In Chile if people aren’t happy with a current situation they go on strike. For example, the postal service was on strike all of September demanding higher wages. This meant no mail into the country (well the mail got dropped off in a big pile in Santiago) and no mail leaving the country. This seems to be acceptable here and happens multiple times a year. After the postal workers got their wages raised the Registro Civil (DMV, marriage license office, ID) went on strike. There’s no telling when these strikes end. You just have to wait them out. Currently the trash men in Valparaíso are on strike so there is trash everywhere. Students are often on strike as well demanding lower tuition at universities. One of my professors here said “If you students from the U.S. were Chilean you would not be going to college, but rather protesting because your tuition prices are outrageous in the States.” I suppose this is a good way for them to get what they demand, but creates an added adventure for citizens. Don’t worry we had to sign a paper declaring we won’t participate in any protests while here.
You can make money here by performing your latest and greatest talent for drivers as they stop at a stoplight. Anything from flame juggling, salsa dancing, unicycle riding and break dancing on your head will fly. At the university the other day someone was juggling four top hats in the middle of the common area. He was quite entertaining to watch.
3. Fender Benders
Here it seems common to have a couple of door dings or dents your car. It adds character. I have seen countless fender benders where the drivers simply wave to one another and continue on their merry way. The other day on the bus to school we turned right and literally moved the car next to us as we scraped the side of it. Despite scaring the poor driver and moving her car several feet we continued driving.
4. Dogs Everywhere
You can find dogs everywhere — parks, restaurants, the beach. Petting the dogs results in a new best friend for you who follows your every move. The dogs chase cars like it is a game of tag. They get so close to the cars as to bite the rubber on the tires.
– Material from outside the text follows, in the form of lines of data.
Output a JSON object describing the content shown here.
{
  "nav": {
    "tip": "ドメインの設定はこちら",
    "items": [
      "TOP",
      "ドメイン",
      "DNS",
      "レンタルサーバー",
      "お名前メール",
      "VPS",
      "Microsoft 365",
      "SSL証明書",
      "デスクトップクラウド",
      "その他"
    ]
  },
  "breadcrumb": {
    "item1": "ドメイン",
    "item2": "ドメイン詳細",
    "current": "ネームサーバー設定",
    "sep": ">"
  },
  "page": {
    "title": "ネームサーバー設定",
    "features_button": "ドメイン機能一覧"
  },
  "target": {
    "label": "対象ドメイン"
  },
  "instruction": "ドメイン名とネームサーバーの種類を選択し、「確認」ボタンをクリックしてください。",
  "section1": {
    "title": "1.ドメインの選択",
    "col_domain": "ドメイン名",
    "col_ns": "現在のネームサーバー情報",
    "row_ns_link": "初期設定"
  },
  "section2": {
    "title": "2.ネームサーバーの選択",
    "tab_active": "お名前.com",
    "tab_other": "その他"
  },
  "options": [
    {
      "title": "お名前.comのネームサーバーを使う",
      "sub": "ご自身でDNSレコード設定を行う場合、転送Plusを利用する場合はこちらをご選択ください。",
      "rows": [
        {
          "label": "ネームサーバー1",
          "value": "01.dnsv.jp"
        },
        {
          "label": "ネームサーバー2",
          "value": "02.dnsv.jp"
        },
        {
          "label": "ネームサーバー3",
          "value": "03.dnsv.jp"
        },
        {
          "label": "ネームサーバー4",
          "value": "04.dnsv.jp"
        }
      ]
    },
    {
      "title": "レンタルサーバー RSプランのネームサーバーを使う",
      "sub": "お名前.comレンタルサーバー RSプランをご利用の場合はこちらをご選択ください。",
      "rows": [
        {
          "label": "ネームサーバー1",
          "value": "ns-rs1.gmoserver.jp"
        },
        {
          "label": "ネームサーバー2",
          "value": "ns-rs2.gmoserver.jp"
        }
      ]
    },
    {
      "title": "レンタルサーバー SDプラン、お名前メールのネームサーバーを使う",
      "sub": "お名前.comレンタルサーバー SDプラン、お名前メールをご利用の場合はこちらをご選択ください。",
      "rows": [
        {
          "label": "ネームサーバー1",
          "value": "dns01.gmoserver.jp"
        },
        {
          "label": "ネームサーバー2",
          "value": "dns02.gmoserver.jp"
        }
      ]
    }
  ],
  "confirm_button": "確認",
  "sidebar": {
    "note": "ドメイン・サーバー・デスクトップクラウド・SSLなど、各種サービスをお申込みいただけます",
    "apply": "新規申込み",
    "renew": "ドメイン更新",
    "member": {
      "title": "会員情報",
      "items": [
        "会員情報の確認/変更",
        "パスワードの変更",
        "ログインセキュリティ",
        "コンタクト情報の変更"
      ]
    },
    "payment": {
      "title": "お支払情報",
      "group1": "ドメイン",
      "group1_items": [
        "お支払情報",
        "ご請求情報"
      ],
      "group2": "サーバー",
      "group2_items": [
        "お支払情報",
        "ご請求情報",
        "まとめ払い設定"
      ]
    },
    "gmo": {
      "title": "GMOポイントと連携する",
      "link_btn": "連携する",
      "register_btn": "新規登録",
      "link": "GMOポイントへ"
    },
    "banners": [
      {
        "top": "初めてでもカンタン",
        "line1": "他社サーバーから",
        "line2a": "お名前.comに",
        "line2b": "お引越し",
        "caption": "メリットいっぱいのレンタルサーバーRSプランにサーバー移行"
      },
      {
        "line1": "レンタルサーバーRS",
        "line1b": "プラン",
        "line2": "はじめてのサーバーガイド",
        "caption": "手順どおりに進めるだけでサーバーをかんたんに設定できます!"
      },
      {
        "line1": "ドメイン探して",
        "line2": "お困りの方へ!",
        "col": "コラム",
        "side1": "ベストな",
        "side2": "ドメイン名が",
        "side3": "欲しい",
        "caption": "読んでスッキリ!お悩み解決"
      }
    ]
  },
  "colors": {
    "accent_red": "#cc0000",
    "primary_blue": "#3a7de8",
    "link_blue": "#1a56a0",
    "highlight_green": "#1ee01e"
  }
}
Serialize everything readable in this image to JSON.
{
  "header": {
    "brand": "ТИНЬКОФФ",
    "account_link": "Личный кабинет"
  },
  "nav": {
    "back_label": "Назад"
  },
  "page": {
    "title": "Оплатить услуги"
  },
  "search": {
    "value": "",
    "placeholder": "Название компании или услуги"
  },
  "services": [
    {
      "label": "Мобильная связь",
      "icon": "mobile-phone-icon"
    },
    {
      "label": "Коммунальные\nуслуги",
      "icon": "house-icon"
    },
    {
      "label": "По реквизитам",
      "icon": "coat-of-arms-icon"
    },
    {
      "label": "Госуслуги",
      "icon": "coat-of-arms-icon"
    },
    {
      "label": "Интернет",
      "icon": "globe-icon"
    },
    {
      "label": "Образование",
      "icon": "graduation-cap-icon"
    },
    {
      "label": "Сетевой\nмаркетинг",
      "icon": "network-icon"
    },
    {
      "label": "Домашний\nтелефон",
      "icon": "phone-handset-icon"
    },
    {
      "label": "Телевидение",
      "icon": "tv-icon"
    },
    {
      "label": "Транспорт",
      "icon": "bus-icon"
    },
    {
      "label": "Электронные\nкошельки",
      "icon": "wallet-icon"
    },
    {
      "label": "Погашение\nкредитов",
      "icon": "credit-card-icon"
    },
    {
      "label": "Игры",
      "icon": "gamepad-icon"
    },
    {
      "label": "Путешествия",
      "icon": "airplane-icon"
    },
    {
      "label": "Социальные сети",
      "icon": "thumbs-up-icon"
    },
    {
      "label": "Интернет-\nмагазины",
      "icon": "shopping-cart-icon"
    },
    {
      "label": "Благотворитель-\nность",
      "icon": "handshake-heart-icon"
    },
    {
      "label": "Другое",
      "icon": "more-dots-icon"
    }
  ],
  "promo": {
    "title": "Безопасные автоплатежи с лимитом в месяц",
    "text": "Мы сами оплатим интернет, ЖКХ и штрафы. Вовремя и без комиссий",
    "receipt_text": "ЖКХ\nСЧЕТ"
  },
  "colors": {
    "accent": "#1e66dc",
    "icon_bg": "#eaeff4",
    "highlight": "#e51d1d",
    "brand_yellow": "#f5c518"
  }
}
Sometimes people leave food out for the dogs, other times they rummage through the trash. The dogs in Viña have all been given shots as to not spread disease. Sometimes a dog is fortunate enough to be taken and given a home.
5. Street Sweepers
You won’t find the big street sweeping trucks but rather workers with brooms. Many streets are swept by hand every single day. That is real manual labor right there.
6. Buses with lax rules
Public transportation here is very common. A lot of families have no car or only one car, so public transportation is necessary. You can take buses all over the city and to other cities in Chile which is great, but be prepared for an adventure as you have to jump off the bus at your stop because the drivers rarely come to a complete stop. I also never really know how much the ride will cost. It could be anywhere from 300 pesos ($.60) to 500 pesos ($1USD) since the rate changes depending on what bus you take and at what time of the day you take it. Also, there are no bus schedules posted, so typically you just stand on the sidewalk and wait until you think you see a bus going near where you need to go.
7. Window washers
While at a stoplight you can have your windows washed by two guys who will use Coke bottles filled with water to squirt liquid on your car and then squeegee it off. You pay them what you see fit. While your car is parked on the street it is common to come back and see that someone is washing the whole car or at least the windows for you.
8. Lack of lines
Standing in line is not a common thing in Chile. Getting on the bus each morning to school requires you to be a bit aggressive as you push through the crowd. At mass in the U.S. when receiving communion usually people get up row by row and walk orderly to the front of the church. This is not the case here where instead everywhere stands up at the same time and weasels their way in.
Keep in mind that these instances could occur in the U.S., but I don’t usually encounter them throughout my daily life at home. I’m comparing this experience to mine in the States because that’s what I know best. I love encountering new things every day that reinforce that I’m not in the U.S. anymore!